Everyone go read your voter information pamphlets! Tonight! Right now! Do it. You can also go online to Smartvoter.org which has information on all the candidates and local propositions. It’s so useful!
When you can’t tell what a race is about, or what a candidate’s political philosophy is, then take a few minutes to google them and find out. I just spent a couple of hours doing this and now I feel like my vote will make more of a difference, since I made an actual decision that wasn’t random on all the confusing ballot measures and local races.
I realized during this process that a fair amount of my decisions about state propositions and local ballot measures have a flow chart like this:
– Is it something I obviously agree with, like No on Proposition 85? Certain votes are clear cut for me. No, I do not want a law that denies abortions to minors without parental notification, and I will fight tooth and nail against it.

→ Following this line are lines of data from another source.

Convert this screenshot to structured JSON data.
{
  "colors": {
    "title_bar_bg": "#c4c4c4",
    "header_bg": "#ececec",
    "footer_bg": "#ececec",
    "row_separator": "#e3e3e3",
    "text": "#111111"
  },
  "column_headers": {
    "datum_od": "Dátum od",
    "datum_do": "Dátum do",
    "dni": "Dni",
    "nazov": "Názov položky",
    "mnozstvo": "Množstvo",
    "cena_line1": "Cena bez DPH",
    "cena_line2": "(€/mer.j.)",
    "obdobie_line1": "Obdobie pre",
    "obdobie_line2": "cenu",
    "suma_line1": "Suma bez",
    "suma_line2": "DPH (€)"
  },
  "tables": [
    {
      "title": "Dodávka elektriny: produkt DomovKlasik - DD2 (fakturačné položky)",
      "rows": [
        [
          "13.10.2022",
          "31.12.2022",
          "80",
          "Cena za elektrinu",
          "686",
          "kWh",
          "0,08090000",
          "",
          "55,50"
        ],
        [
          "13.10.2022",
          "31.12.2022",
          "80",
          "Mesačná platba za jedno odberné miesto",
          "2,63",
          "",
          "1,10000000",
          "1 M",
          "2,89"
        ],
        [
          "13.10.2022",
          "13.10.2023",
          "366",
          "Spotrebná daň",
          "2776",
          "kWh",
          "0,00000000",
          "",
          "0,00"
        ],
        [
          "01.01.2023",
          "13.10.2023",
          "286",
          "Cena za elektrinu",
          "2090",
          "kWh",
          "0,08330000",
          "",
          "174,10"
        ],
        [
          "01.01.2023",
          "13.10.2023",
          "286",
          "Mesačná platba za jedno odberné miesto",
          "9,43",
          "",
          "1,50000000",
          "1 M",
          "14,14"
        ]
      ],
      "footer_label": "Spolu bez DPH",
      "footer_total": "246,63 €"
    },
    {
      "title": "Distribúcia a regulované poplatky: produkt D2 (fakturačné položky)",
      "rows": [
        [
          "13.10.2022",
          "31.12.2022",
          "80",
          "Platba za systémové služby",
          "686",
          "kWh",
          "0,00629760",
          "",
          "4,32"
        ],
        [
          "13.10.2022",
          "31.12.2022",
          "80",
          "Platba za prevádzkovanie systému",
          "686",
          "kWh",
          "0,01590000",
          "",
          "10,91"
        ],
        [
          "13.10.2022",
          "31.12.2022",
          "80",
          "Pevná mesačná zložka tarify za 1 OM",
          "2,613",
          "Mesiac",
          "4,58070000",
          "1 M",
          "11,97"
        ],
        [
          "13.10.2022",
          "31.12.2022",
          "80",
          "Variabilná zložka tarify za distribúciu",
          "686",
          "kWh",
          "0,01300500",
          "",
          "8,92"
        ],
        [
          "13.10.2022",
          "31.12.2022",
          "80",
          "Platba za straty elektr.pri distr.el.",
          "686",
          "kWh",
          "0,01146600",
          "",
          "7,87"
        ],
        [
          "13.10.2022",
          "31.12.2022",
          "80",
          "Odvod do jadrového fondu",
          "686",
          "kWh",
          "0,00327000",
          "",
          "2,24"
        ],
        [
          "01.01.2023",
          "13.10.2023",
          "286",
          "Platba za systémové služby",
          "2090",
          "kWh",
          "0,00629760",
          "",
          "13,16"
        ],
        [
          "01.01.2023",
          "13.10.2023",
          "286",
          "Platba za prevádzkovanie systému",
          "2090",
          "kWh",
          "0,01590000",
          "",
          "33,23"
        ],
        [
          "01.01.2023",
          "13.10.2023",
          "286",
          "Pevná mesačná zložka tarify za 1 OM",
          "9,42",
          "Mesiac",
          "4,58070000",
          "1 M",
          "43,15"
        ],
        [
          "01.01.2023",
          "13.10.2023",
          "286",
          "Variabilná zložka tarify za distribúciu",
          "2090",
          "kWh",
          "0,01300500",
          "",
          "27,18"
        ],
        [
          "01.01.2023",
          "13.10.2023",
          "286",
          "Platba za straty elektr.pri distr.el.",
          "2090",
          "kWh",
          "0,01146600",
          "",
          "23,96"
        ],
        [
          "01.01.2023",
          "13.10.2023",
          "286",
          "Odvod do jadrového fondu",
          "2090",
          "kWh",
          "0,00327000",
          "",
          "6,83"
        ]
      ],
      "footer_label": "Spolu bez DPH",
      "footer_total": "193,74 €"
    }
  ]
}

– Is it something that raises taxes, especially income or property tax, and does something good with it? Then yes, I’ll vote for it.
– Is it a confusing as hell bond measure, where the government wants to sell bonds, a concept I barely understand? Well then. I can’t go by the surface “virtue” of the thing they say they’re going to use the money for. In this case I have to do more homework, and look at the endorsements. Endorsed by League of Women Voters? Teachers, nurses, obvious Democrats, local mayors who aren’t from Atherton or Palo Alto? Then I’ll go with their endorsement, figuring that they probably have done their homework, and I consider them the good guys, or at least the lesser evil. If it’s still not obvious, then I have to go on the web and look at the endorsing agencies. Usually from that it become obvious who are the Libertarian nutbags and Republican robber barons, and so I vote against what they endorse. I also tend to vote with organizations that are sane-sounding defenders of social justice, like California Attorneys for Criminal Justice.
I’m way left of Democrat, or way some other dimension, but I’ll still vote Democrat on nearly anything just so that Republicans won’t win.
For other races, the judicial and local stuff, I’m going and reading candidate statements on smartvoter, and on their personal campaign sites. It’s very informative. The deeper you look, the more likely you are to find the code words that indicate their political philosophies. Again, watch out for the Libertarians; they are often so entitled and clueless as to be dangerously insane, like Jack Hickey. When you figure out who those people are, you can look for them in endorsements, and vote against them… Of course it’s useful to look for SANE people too, like Redwood City Mayor Barbara Pierce, and vote for what she endorses. But voting against insane people is often easier, because they’re easy to spot.
I vote against any jerkwad who talks smack about “tough on crime” or the selfishness of youth and how poor people are dangerous and how kids who can’t pass the test in a grade level should be held back and how we pay public employees too much money. What planet are these people from? In my opinion they are from the Planet of the Total Assholes. And I make it my business to spot these fearmongers and haters, and pointedly vote against them.
In the judicial races, I noticed that some judges, frankly, almost all the women, mention equality, fairness, impartiality, not favoring rich over poor; and all the (all men!) that don’t mention that, and emphasize “enforcing the law and upholding the system”, I’m going to vote no against them, figuring that a failure to take a simple stance on “equality” is signficant.